Mimicking Host Cell Proteins
The researchers found two human proteins being mimicked by the viral proteins, namely, nsp3 and nsp13. The first is very similar to the macrodomains of nine human proteins, each of which plays one role in the ADP-ribosylation of proteins as a means of a post-translational modification. If so, it can cause epigenomic modification, which could explain why patients show such different responses to the infection. Some of these proteins, like PARP9 or PARP14, modulate macrophage activation as well, which is a known factor in the etiology of vascular disease. Such interactions could explain how a pneumonic illness like COVID-19 progresses to deadly blood vessel damage in many cases.
As for nsp13, a viral helicase, it may mimic any of four human proteins, found to have exon ligation activity, perhaps to create chimeric proteins. By binding to specific other proteins, it could also incite evasion of the cellular immune response.
The final group of 17 proteins may be important in viral infection, but structural evidence is lacking. Some had at least one match in known structures, and a few have very well-known roles such as the nsp5, which is the protease cleaving the viral polyproteins. The huge issue is the utter lack of any observations in which the nsp5 or any similar protein interacted with any other host or viral proteins.
The other group had no matching structures at all, and are called structurally dark proteins.
Implications and Conclusion
The researchers comment: “From our analysis, we can conclude that the sequences of these proteins are not detectably similar to any protein that have been observed to date by experimental structure determination methods - at least, based on the sequence-based homology modeling methods used in this analysis.”
They suggest the use of more advanced structural modeling, such as those which use residue-residue contacts along with deep machine learning, to understand the interactions of these proteins in relation to their function in infection.
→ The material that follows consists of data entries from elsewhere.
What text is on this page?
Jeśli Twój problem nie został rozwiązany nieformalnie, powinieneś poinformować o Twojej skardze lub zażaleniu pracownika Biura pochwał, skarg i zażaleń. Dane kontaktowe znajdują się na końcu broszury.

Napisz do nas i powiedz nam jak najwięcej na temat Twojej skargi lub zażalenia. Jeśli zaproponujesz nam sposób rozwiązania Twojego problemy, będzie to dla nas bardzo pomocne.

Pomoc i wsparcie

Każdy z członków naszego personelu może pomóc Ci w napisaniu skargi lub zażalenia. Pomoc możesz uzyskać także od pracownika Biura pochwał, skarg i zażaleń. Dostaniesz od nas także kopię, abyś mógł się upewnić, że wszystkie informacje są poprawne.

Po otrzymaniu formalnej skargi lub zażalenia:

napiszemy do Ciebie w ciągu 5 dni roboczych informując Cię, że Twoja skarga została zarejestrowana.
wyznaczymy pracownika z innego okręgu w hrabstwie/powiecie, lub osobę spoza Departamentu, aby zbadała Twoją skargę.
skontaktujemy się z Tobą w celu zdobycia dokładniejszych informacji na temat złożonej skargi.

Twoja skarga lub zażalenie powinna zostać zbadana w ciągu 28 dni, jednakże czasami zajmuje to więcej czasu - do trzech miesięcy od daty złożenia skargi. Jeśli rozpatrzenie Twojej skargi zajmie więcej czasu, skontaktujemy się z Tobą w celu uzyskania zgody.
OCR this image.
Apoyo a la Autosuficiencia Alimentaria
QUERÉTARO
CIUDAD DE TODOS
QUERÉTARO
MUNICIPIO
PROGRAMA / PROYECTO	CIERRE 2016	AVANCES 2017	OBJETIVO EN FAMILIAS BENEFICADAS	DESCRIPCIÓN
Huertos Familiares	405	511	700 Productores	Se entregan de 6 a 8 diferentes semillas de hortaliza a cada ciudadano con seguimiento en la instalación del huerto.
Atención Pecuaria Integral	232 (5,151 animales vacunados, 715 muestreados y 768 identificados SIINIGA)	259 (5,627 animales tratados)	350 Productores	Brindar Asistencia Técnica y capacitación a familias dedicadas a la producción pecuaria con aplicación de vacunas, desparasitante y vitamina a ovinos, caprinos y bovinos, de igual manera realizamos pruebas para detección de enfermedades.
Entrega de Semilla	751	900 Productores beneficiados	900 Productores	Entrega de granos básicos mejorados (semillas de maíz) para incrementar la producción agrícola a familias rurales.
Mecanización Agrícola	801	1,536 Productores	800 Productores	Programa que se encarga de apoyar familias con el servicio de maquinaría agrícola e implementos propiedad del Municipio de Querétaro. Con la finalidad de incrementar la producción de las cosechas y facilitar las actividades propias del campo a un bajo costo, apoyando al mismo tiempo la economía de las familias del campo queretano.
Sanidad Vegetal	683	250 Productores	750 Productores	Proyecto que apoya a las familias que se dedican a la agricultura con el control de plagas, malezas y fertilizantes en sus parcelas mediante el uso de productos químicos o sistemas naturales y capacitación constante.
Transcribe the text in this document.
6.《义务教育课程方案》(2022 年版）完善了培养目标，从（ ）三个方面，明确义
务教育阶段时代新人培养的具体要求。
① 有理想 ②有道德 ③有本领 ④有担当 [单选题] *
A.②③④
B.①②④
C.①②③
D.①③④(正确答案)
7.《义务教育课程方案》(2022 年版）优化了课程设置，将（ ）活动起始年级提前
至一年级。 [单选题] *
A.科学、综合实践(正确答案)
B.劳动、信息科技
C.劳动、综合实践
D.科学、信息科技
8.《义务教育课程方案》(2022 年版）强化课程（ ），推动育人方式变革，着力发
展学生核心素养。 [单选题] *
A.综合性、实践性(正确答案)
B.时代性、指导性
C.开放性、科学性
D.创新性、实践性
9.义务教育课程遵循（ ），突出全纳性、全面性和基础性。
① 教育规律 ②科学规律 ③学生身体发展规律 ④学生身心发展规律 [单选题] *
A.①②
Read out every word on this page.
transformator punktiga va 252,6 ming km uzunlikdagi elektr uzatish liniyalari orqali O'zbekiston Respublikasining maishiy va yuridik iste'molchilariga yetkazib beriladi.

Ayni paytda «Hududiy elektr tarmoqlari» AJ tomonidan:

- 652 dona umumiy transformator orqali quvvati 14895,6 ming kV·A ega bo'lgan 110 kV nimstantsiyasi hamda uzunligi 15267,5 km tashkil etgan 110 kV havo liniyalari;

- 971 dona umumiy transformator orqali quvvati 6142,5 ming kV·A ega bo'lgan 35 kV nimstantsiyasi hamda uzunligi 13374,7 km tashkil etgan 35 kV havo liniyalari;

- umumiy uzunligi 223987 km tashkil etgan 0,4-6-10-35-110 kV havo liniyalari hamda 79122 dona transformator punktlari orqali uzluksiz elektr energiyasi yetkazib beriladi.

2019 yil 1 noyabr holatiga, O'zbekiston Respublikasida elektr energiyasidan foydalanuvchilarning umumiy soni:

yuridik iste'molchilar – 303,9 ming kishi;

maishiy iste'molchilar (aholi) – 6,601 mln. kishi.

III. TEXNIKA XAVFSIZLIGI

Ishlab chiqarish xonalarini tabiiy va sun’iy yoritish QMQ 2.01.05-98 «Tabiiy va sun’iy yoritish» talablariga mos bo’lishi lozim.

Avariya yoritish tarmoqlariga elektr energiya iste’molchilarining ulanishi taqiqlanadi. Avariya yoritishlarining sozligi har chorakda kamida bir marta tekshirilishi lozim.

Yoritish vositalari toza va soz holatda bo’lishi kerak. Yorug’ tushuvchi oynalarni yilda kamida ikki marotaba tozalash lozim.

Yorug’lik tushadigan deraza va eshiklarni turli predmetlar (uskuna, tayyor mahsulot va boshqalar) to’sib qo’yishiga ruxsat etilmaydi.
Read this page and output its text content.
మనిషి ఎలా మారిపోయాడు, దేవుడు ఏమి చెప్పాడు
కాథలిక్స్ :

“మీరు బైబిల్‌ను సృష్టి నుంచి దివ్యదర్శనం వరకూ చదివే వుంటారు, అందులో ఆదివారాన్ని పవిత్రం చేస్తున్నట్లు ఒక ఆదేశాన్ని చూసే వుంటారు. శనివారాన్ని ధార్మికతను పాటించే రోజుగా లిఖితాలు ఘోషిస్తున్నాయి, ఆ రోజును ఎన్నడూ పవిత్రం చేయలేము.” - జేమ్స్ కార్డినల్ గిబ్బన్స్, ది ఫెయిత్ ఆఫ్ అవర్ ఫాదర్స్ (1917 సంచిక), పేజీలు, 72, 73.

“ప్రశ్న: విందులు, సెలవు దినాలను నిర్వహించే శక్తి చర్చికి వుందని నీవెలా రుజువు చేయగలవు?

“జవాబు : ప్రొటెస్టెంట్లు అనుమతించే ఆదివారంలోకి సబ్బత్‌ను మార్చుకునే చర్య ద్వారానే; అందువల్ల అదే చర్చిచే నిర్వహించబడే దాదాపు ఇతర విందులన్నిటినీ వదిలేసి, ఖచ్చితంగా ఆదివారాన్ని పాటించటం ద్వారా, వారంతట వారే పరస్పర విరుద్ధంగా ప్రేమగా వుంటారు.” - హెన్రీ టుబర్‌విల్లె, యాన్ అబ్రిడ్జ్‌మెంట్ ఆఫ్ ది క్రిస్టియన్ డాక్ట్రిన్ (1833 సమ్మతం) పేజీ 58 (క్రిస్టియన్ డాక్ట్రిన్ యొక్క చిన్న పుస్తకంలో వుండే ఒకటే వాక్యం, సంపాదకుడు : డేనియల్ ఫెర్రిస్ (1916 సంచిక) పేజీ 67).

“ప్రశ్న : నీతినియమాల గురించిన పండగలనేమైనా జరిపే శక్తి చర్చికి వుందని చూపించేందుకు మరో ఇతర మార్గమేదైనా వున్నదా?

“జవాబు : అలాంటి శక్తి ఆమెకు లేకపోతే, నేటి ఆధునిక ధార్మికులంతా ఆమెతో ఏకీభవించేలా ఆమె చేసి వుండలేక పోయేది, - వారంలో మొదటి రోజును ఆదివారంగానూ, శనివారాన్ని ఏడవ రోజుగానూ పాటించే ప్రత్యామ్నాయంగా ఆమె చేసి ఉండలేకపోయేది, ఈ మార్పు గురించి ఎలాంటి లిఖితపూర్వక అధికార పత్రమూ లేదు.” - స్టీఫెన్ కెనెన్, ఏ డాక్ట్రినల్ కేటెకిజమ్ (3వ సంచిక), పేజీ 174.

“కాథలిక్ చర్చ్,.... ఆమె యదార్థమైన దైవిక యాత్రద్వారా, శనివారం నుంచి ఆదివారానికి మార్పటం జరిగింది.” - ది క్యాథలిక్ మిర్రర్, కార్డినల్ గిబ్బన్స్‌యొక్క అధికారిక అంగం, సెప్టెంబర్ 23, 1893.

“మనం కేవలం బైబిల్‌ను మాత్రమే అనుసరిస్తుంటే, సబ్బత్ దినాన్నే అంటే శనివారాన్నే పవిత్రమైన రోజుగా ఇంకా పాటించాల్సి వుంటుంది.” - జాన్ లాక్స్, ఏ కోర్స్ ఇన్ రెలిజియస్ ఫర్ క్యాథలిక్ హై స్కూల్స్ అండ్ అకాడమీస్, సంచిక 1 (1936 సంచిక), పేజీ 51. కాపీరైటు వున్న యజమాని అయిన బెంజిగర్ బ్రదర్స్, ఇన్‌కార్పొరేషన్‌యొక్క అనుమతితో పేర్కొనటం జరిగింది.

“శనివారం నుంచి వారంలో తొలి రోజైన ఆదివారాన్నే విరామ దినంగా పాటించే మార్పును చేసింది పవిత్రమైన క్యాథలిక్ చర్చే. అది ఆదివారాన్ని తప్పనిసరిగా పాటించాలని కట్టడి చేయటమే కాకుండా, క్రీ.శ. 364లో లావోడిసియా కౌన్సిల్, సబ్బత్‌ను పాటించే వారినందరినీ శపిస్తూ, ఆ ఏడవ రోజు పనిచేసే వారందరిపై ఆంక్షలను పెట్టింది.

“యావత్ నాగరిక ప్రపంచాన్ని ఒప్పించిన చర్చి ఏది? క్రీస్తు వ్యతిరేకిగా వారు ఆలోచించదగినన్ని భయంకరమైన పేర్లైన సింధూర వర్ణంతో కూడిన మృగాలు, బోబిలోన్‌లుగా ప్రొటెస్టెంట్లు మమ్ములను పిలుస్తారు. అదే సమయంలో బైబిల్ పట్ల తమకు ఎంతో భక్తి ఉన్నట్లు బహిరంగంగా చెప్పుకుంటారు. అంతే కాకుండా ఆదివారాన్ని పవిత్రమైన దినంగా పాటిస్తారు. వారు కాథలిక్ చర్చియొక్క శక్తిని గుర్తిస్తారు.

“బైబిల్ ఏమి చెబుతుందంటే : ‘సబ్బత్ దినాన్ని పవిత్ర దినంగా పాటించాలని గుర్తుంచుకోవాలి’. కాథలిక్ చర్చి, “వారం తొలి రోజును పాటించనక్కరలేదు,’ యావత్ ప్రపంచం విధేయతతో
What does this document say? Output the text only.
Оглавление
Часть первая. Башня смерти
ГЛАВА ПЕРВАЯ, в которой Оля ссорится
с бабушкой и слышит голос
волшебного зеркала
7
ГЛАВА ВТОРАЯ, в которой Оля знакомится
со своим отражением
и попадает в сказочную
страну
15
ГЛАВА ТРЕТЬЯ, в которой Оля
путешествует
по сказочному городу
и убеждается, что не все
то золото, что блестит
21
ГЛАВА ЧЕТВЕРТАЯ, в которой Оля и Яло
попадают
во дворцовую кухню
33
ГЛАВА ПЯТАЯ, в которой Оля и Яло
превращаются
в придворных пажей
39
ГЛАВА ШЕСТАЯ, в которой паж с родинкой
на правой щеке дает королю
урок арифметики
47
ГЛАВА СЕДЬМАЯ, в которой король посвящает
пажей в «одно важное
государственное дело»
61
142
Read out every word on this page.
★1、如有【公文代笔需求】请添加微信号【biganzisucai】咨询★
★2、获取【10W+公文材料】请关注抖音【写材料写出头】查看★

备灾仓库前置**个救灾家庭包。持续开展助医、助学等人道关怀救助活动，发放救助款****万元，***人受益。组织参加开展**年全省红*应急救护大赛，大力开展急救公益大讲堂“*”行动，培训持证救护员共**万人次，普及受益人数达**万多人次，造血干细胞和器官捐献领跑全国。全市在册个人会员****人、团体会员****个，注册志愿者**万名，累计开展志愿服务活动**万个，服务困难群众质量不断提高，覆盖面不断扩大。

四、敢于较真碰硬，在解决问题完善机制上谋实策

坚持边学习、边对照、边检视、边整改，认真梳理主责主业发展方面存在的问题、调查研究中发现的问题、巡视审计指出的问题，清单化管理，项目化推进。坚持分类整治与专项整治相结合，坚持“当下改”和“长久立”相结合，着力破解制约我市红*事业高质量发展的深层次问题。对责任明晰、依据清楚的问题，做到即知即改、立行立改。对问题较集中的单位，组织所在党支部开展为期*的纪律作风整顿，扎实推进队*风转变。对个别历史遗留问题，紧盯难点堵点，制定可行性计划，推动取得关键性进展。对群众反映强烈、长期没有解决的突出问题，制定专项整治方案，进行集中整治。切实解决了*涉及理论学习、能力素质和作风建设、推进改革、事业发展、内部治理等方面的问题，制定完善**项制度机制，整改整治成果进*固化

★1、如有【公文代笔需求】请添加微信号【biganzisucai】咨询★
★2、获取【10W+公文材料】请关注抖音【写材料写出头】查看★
The study concludes: “Our resource provides researchers with a wealth of information on the molecular mechanisms of COVID-19; the information can easily be accessed, and, to the best of our knowledge, is currently not available at other resources. The resource provides an immediate visual overview of what is known - and not known - about the 3D structure of the viral proteome, thereby helping direct future research.”
bioRxiv publishes preliminary scientific reports that are not peer-reviewed and, therefore, should not be regarded as conclusive, guide clinical practice/health-related behavior, or treated as established information.